He explained about 8 guys have been trapping on/off one 90,000 acre section, but because of the vehicle travel restrictions he doubts many got over 1/2 mile in. On horseback I usually start laying traps about a mile in so the other guys are of little concern.

A 75,000 acre section I reserve for calling (howling) seems okay also. He said he called it a week ago and called in two. Again similar travel restrictions.

I am anxious as hell men! Monday I will leave,

Larry


----------



## youngdon (Mar 10, 2010)

I hear Monday night will be dark.

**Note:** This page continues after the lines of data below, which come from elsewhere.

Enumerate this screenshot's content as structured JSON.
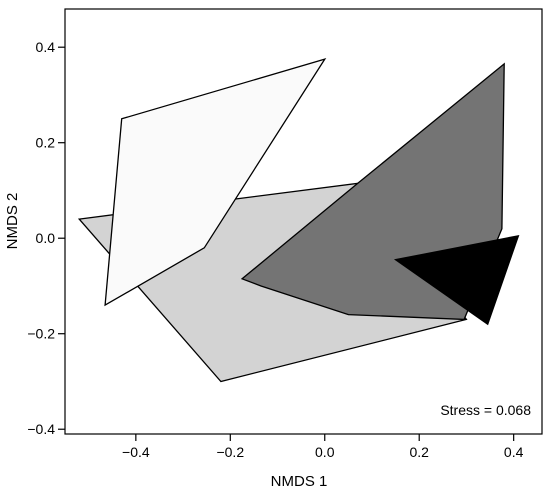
{
  "chart_data": {
    "type": "scatter",
    "subtype": "convex-hull polygons",
    "title": "",
    "xlabel": "NMDS 1",
    "ylabel": "NMDS 2",
    "xlim": [
      -0.55,
      0.46
    ],
    "ylim": [
      -0.41,
      0.48
    ],
    "xticks": [
      -0.4,
      -0.2,
      0.0,
      0.2,
      0.4
    ],
    "yticks": [
      -0.4,
      -0.2,
      0.0,
      0.2,
      0.4
    ],
    "xtick_labels": [
      "−0.4",
      "−0.2",
      "0.0",
      "0.2",
      "0.4"
    ],
    "ytick_labels": [
      "−0.4",
      "−0.2",
      "0.0",
      "0.2",
      "0.4"
    ],
    "grid": false,
    "annotation": "Stress = 0.068",
    "series": [
      {
        "fill": "#d3d3d3",
        "points": [
          [
            -0.52,
            0.04
          ],
          [
            0.07,
            0.115
          ],
          [
            0.3,
            -0.17
          ],
          [
            -0.22,
            -0.3
          ]
        ]
      },
      {
        "fill": "#fafafa",
        "points": [
          [
            -0.43,
            0.25
          ],
          [
            0.0,
            0.375
          ],
          [
            -0.255,
            -0.02
          ],
          [
            -0.465,
            -0.14
          ]
        ]
      },
      {
        "fill": "#747474",
        "points": [
          [
            -0.175,
            -0.085
          ],
          [
            0.07,
            0.115
          ],
          [
            0.38,
            0.365
          ],
          [
            0.375,
            0.02
          ],
          [
            0.295,
            -0.17
          ],
          [
            0.05,
            -0.16
          ],
          [
            -0.135,
            -0.1
          ]
        ]
      },
      {
        "fill": "#000000",
        "points": [
          [
            0.15,
            -0.045
          ],
          [
            0.41,
            0.005
          ],
          [
            0.345,
            -0.18
          ]
        ]
      }
    ]
  }
}
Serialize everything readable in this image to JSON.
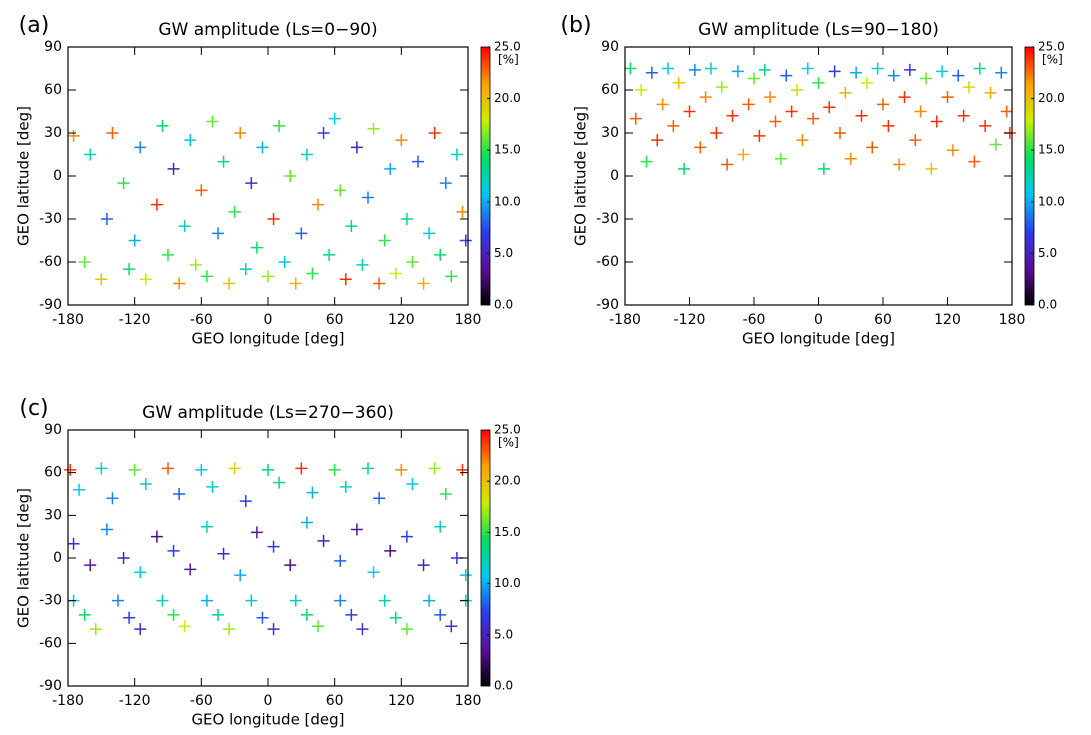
{
  "chart_data": [
    {
      "type": "scatter",
      "panel_label": "(a)",
      "title": "GW amplitude (Ls=0−90)",
      "xlabel": "GEO longitude [deg]",
      "ylabel": "GEO latitude [deg]",
      "xlim": [
        -180,
        180
      ],
      "ylim": [
        -90,
        90
      ],
      "xticks": [
        -180,
        -120,
        -60,
        0,
        60,
        120,
        180
      ],
      "yticks": [
        -90,
        -60,
        -30,
        0,
        30,
        60,
        90
      ],
      "marker": "+",
      "colormap": [
        "#000000",
        "#5b0f9a",
        "#2a3df0",
        "#00c8f0",
        "#00e060",
        "#c8f000",
        "#ffa000",
        "#ff0000"
      ],
      "clim": [
        0,
        25
      ],
      "cticks": [
        {
          "value": 0,
          "label": "0.0"
        },
        {
          "value": 5,
          "label": "5.0"
        },
        {
          "value": 10,
          "label": "10.0"
        },
        {
          "value": 15,
          "label": "15.0"
        },
        {
          "value": 20,
          "label": "20.0"
        },
        {
          "value": 25,
          "label": "25.0"
        }
      ],
      "cunit": "[%]",
      "x": [
        -175,
        -165,
        -160,
        -150,
        -145,
        -140,
        -130,
        -125,
        -120,
        -115,
        -110,
        -100,
        -95,
        -90,
        -85,
        -80,
        -75,
        -70,
        -65,
        -60,
        -55,
        -50,
        -45,
        -40,
        -35,
        -30,
        -25,
        -20,
        -15,
        -10,
        -5,
        0,
        5,
        10,
        15,
        20,
        25,
        30,
        35,
        40,
        45,
        50,
        55,
        60,
        65,
        70,
        75,
        80,
        85,
        90,
        95,
        100,
        105,
        110,
        115,
        120,
        125,
        130,
        135,
        140,
        145,
        150,
        155,
        160,
        165,
        170,
        175,
        178
      ],
      "y": [
        28,
        -60,
        15,
        -72,
        -30,
        30,
        -5,
        -65,
        -45,
        20,
        -72,
        -20,
        35,
        -55,
        5,
        -75,
        -35,
        25,
        -62,
        -10,
        -70,
        38,
        -40,
        10,
        -75,
        -25,
        30,
        -65,
        -5,
        -50,
        20,
        -70,
        -30,
        35,
        -60,
        0,
        -75,
        -40,
        15,
        -68,
        -20,
        30,
        -55,
        40,
        -10,
        -72,
        -35,
        20,
        -62,
        -15,
        33,
        -75,
        -45,
        5,
        -68,
        25,
        -30,
        -60,
        10,
        -75,
        -40,
        30,
        -55,
        -5,
        -70,
        15,
        -25,
        -45
      ],
      "values": [
        22,
        16,
        12,
        20,
        8,
        23,
        15,
        14,
        10,
        9,
        18,
        24,
        14,
        15,
        5,
        22,
        12,
        11,
        17,
        23,
        15,
        16,
        9,
        13,
        20,
        15,
        22,
        12,
        6,
        14,
        10,
        17,
        24,
        15,
        11,
        16,
        21,
        8,
        12,
        15,
        22,
        7,
        13,
        11,
        16,
        24,
        14,
        5,
        12,
        9,
        17,
        23,
        15,
        10,
        18,
        22,
        13,
        16,
        8,
        21,
        11,
        24,
        14,
        9,
        15,
        12,
        22,
        7
      ]
    },
    {
      "type": "scatter",
      "panel_label": "(b)",
      "title": "GW amplitude (Ls=90−180)",
      "xlabel": "GEO longitude [deg]",
      "ylabel": "GEO latitude [deg]",
      "xlim": [
        -180,
        180
      ],
      "ylim": [
        -90,
        90
      ],
      "xticks": [
        -180,
        -120,
        -60,
        0,
        60,
        120,
        180
      ],
      "yticks": [
        -90,
        -60,
        -30,
        0,
        30,
        60,
        90
      ],
      "marker": "+",
      "colormap": [
        "#000000",
        "#5b0f9a",
        "#2a3df0",
        "#00c8f0",
        "#00e060",
        "#c8f000",
        "#ffa000",
        "#ff0000"
      ],
      "clim": [
        0,
        25
      ],
      "cticks": [
        {
          "value": 0,
          "label": "0.0"
        },
        {
          "value": 5,
          "label": "5.0"
        },
        {
          "value": 10,
          "label": "10.0"
        },
        {
          "value": 15,
          "label": "15.0"
        },
        {
          "value": 20,
          "label": "20.0"
        },
        {
          "value": 25,
          "label": "25.0"
        }
      ],
      "cunit": "[%]",
      "x": [
        -175,
        -170,
        -165,
        -160,
        -155,
        -150,
        -145,
        -140,
        -135,
        -130,
        -125,
        -120,
        -115,
        -110,
        -105,
        -100,
        -95,
        -90,
        -85,
        -80,
        -75,
        -70,
        -65,
        -60,
        -55,
        -50,
        -45,
        -40,
        -35,
        -30,
        -25,
        -20,
        -15,
        -10,
        -5,
        0,
        5,
        10,
        15,
        20,
        25,
        30,
        35,
        40,
        45,
        50,
        55,
        60,
        65,
        70,
        75,
        80,
        85,
        90,
        95,
        100,
        105,
        110,
        115,
        120,
        125,
        130,
        135,
        140,
        145,
        150,
        155,
        160,
        165,
        170,
        175,
        178
      ],
      "y": [
        75,
        40,
        60,
        10,
        72,
        25,
        50,
        75,
        35,
        65,
        5,
        45,
        74,
        20,
        55,
        75,
        30,
        62,
        8,
        42,
        73,
        15,
        50,
        68,
        28,
        74,
        55,
        38,
        12,
        70,
        45,
        60,
        25,
        75,
        40,
        65,
        5,
        48,
        73,
        30,
        58,
        12,
        72,
        42,
        65,
        20,
        75,
        50,
        35,
        70,
        8,
        55,
        74,
        25,
        45,
        68,
        5,
        38,
        73,
        55,
        18,
        70,
        42,
        62,
        10,
        75,
        35,
        58,
        22,
        72,
        45,
        30
      ],
      "values": [
        14,
        23,
        18,
        15,
        8,
        24,
        22,
        11,
        23,
        20,
        14,
        24,
        9,
        23,
        22,
        12,
        24,
        17,
        23,
        24,
        10,
        21,
        23,
        16,
        24,
        13,
        22,
        23,
        16,
        8,
        24,
        19,
        22,
        11,
        23,
        15,
        14,
        24,
        7,
        23,
        21,
        22,
        10,
        24,
        18,
        23,
        12,
        23,
        24,
        9,
        22,
        24,
        6,
        23,
        22,
        16,
        20,
        24,
        11,
        23,
        22,
        8,
        24,
        19,
        23,
        13,
        24,
        21,
        16,
        9,
        23,
        24
      ]
    },
    {
      "type": "scatter",
      "panel_label": "(c)",
      "title": "GW amplitude (Ls=270−360)",
      "xlabel": "GEO longitude [deg]",
      "ylabel": "GEO latitude [deg]",
      "xlim": [
        -180,
        180
      ],
      "ylim": [
        -90,
        90
      ],
      "xticks": [
        -180,
        -120,
        -60,
        0,
        60,
        120,
        180
      ],
      "yticks": [
        -90,
        -60,
        -30,
        0,
        30,
        60,
        90
      ],
      "marker": "+",
      "colormap": [
        "#000000",
        "#5b0f9a",
        "#2a3df0",
        "#00c8f0",
        "#00e060",
        "#c8f000",
        "#ffa000",
        "#ff0000"
      ],
      "clim": [
        0,
        25
      ],
      "cticks": [
        {
          "value": 0,
          "label": "0.0"
        },
        {
          "value": 5,
          "label": "5.0"
        },
        {
          "value": 10,
          "label": "10.0"
        },
        {
          "value": 15,
          "label": "15.0"
        },
        {
          "value": 20,
          "label": "20.0"
        },
        {
          "value": 25,
          "label": "25.0"
        }
      ],
      "cunit": "[%]",
      "x": [
        -178,
        -150,
        -120,
        -90,
        -60,
        -30,
        0,
        30,
        60,
        90,
        120,
        150,
        175,
        -170,
        -140,
        -110,
        -80,
        -50,
        -20,
        10,
        40,
        70,
        100,
        130,
        160,
        -175,
        -160,
        -145,
        -130,
        -115,
        -100,
        -85,
        -70,
        -55,
        -40,
        -25,
        -10,
        5,
        20,
        35,
        50,
        65,
        80,
        95,
        110,
        125,
        140,
        155,
        170,
        178,
        -175,
        -165,
        -155,
        -135,
        -125,
        -115,
        -95,
        -85,
        -75,
        -55,
        -45,
        -35,
        -15,
        -5,
        5,
        25,
        35,
        45,
        65,
        75,
        85,
        105,
        115,
        125,
        145,
        155,
        165,
        178
      ],
      "y": [
        62,
        63,
        62,
        63,
        62,
        63,
        62,
        63,
        62,
        63,
        62,
        63,
        62,
        48,
        42,
        52,
        45,
        50,
        40,
        53,
        46,
        50,
        42,
        52,
        45,
        10,
        -5,
        20,
        0,
        -10,
        15,
        5,
        -8,
        22,
        3,
        -12,
        18,
        8,
        -5,
        25,
        12,
        -2,
        20,
        -10,
        5,
        15,
        -5,
        22,
        0,
        -12,
        -30,
        -40,
        -50,
        -30,
        -42,
        -50,
        -30,
        -40,
        -48,
        -30,
        -40,
        -50,
        -30,
        -42,
        -50,
        -30,
        -40,
        -48,
        -30,
        -40,
        -50,
        -30,
        -42,
        -50,
        -30,
        -40,
        -48,
        -30
      ],
      "values": [
        24,
        12,
        16,
        23,
        11,
        19,
        14,
        24,
        15,
        13,
        22,
        17,
        24,
        11,
        9,
        12,
        8,
        11,
        7,
        13,
        10,
        12,
        8,
        11,
        15,
        6,
        4,
        9,
        5,
        11,
        3,
        7,
        4,
        12,
        6,
        10,
        4,
        7,
        3,
        10,
        5,
        8,
        4,
        11,
        3,
        7,
        5,
        12,
        6,
        11,
        11,
        14,
        17,
        9,
        7,
        6,
        12,
        15,
        18,
        10,
        13,
        17,
        11,
        8,
        6,
        12,
        14,
        16,
        9,
        7,
        6,
        12,
        14,
        16,
        10,
        8,
        6,
        12
      ]
    }
  ]
}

Safe travels.


----------



## jimmy shutt (Jun 2, 2013)

good luck Duckmaster be safe out there, remember pic heavy......YD I almost spit my beer out on the keyboard dark till morning or what???


----------



## prairiewolf (Feb 19, 2012)

Good luck on your trip trapping and calling, I second it, take a lot of pics !!


----------



## hassell (Feb 9, 2010)

That's all part of trapping - dealing with weather.


----------



## Larry (Dec 2, 2010)

Don...love your wit


----------



## azpredatorhunter (Jul 24, 2012)

Good luck Larry!


----------



## glenway (Mar 27, 2011)

Good luck, Larry.


----------



## youngdon (Mar 10, 2010)

TheDuckMaster said:


> Don...love your wit


Sometimes I like to deal in absolutes.....and sometimes my wit is dim......


----------



## Ruger (Jan 22, 2011)

Good luck, get some fur and pictures!


----------